Sophios documentation

Sophios is a high-level way to create, build, and execute Common Workflow Language (CWL) workflows. It is for people who already have useful command-line tools and want to turn them into portable, inspectable workflows without making raw CWL the day-to-day authoring language.

With Sophios, you describe command-line tool contracts, compose those tools into workflow graphs, compile the graph to CWL, and run the result locally or prepare it for execution on remote, HPC, or cloud resources.
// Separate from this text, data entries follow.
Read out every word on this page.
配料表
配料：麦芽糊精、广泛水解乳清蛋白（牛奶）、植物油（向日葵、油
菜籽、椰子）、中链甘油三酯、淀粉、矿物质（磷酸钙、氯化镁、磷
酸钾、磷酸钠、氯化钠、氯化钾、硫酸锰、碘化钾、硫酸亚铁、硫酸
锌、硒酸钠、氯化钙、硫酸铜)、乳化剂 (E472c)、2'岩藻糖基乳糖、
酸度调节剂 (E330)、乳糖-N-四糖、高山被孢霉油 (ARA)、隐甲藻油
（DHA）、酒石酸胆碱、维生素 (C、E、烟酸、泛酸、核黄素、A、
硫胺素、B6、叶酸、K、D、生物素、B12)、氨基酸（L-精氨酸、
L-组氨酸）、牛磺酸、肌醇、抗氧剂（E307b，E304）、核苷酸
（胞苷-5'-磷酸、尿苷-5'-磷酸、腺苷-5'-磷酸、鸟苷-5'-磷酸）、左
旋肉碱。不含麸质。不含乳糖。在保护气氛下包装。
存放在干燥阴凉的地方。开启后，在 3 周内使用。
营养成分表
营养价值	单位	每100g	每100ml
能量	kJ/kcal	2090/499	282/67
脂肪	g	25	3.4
The generated workflow, generated job inputs, exported .wic source, and execution artifacts remain available for inspection.

The practical outcome is straightforward: workflow authors work in Python by default, execution remains grounded in standard CWL, and teams can inspect the exact artifacts that a local runner or remote execution service will receive.

There are two authoring modes:

  • the Python Workflow API, which is the primary interface for most users and application code;

  • the .wic YAML DSL, which is the file-native interface for standalone, headless, auditable, and advanced compiler-oriented workflows.

Why Sophios?

Most scientific and data workflows begin as command-line tools plus a shell script. That is a good starting point, but it becomes hard to maintain when the workflow needs explicit tool contracts, portable execution, validated inputs, generated artifacts, reproducible local runs, or execution on external resources. Sophios gives that work a clear structure:

  • a CommandLineTool captures what one tool expects and produces,

  • a Step places that tool inside a workflow,

  • a Workflow owns the graph and named outputs,

  • compilation emits CWL and job inputs you can inspect,

  • submission-oriented helpers validate payloads before remote execution.

The goal is not to hide the workflow. The goal is to make the workflow easier to author while keeping the compiled CWL and execution artifacts concrete enough to understand, debug, and review.